Dynamic pulmonary CT perfusion using first-pass analysis technique with only two volume scans: Validation in a swine model

Research output: Contribution to journalArticle

Authors

External Institution(s)

  • University of California at Irvine

Details

Original languageEnglish (US)
Article numbere0228110
JournalPloS one
Volume15
Issue number2
StatusPublished - Jan 1 2020
Peer-reviewedYes

Abstract

Purpose To evaluate the accuracy of a low-dose first-pass analysis (FPA) CT pulmonary perfusion technique in comparison to fluorescent microsphere measurement as the reference standard. Method The first-pass analysis CT perfusion technique was validated in six swine (41.7 ± 10.2 kg) for a total of 39 successful perfusion measurements. Different perfusion conditions were generated in each animal using serial balloon occlusions in the pulmonary artery. For each occlusion, over 20 contrast-enhanced CT images were acquired within one breath (320 x 0.5mm collimation, 100kVp, 200mA or 400mA, 350ms gantry rotation time).

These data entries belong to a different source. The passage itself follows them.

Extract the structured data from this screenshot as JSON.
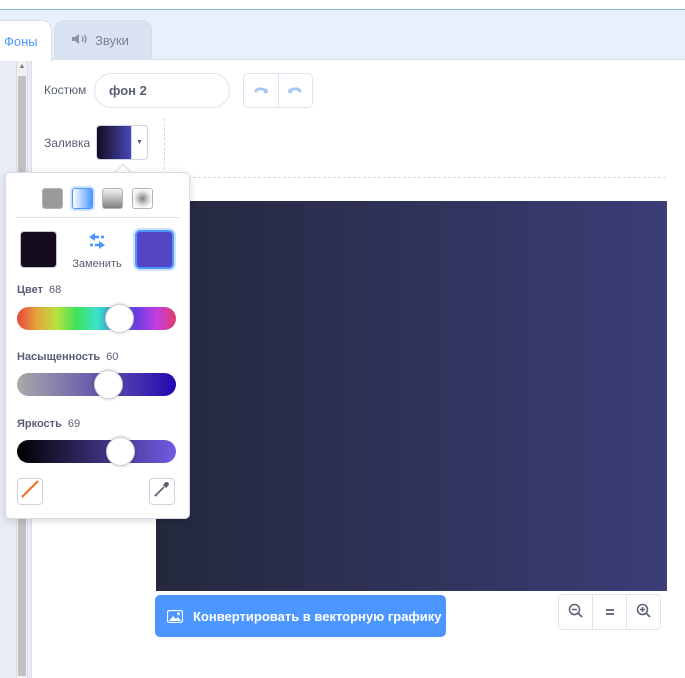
{
  "tabs": {
    "backdrops_label": "Фоны",
    "sounds_label": "Звуки"
  },
  "costume": {
    "label": "Костюм",
    "name_value": "фон 2"
  },
  "fill": {
    "label": "Заливка",
    "gradient_start": "#140b1f",
    "gradient_end": "#4a46b8"
  },
  "popover": {
    "gradient_types": [
      "solid",
      "horizontal",
      "vertical",
      "radial"
    ],
    "selected_gradient_type": "horizontal",
    "color_a": "#140b1f",
    "color_b": "#5445c4",
    "swap_label": "Заменить",
    "hue": {
      "label": "Цвет",
      "value": "68"
    },
    "saturation": {
      "label": "Насыщенность",
      "value": "60"
    },
    "brightness": {
      "label": "Яркость",
      "value": "69"
    }
  },
  "canvas": {
    "gradient_start": "#24283c",
    "gradient_end": "#3b3d77"
  },
  "convert_button": {
    "label": "Конвертировать в векторную графику"
  },
  "zoom": {
    "out_icon": "zoom-out-icon",
    "reset_icon": "zoom-reset-icon",
    "in_icon": "zoom-in-icon"
  },
  "colors": {
    "accent": "#4c97ff",
    "text": "#575e75"
  }
}
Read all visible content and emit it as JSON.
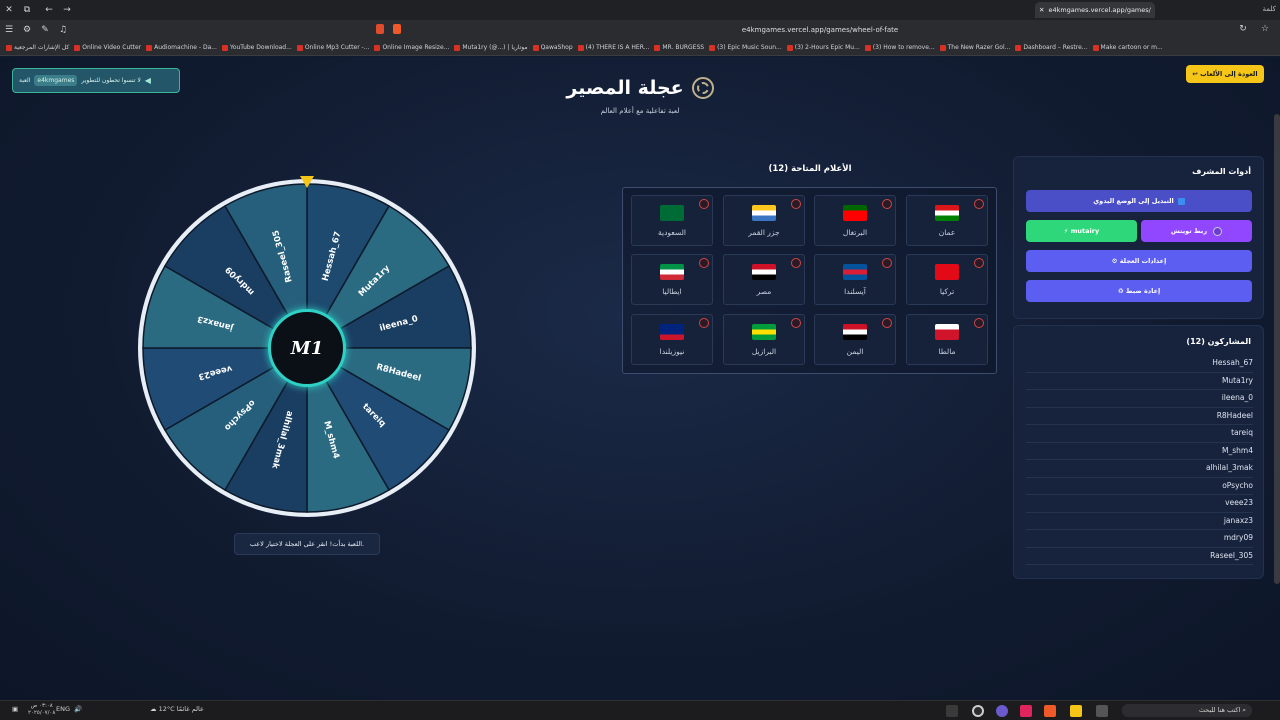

All volume scans were used for maximum slope model (MSM) perfusion measurement, but only two volume scans were used for the FPA measurement. Both MSM and FPA perfusion measurements were then compared to the reference fluorescent microsphere measurements. Results The mean lung perfusion of MSM, FPA, and microsphere measurements were 6.21 ± 3.08 (p = 0.008), 6.59 ± 3.41 (p = 0.44) and 6.68 ± 3.89 ml/min/g, respectively. The MSM (PMSM) and FPA (PFPA) perfusion measurements were related to the corresponding reference microsphere measurement (PMIC) by PMSM = 0.51PMIC + 2.78 (r = 0.64) and PFPA = 0.79PMIC + 1.32 (r = 0.90). The root-mean-square-error for the MSM and FPA techniques were 3.09 and 1.72 ml/min/g, respectively. The root-mean-square-deviation for the MSM and FPA techniques were 2.38 and 1.50 ml/min/g, respectively. The CT dose index for MSM and FPA techniques were 138.7 and 8.4mGy, respectively. Conclusions The first-pass analysis technique can accurately measure regional pulmonary perfusion and has the potential to reduce the radiation dose associated with dynamic CT perfusion for assessment of pulmonary disease.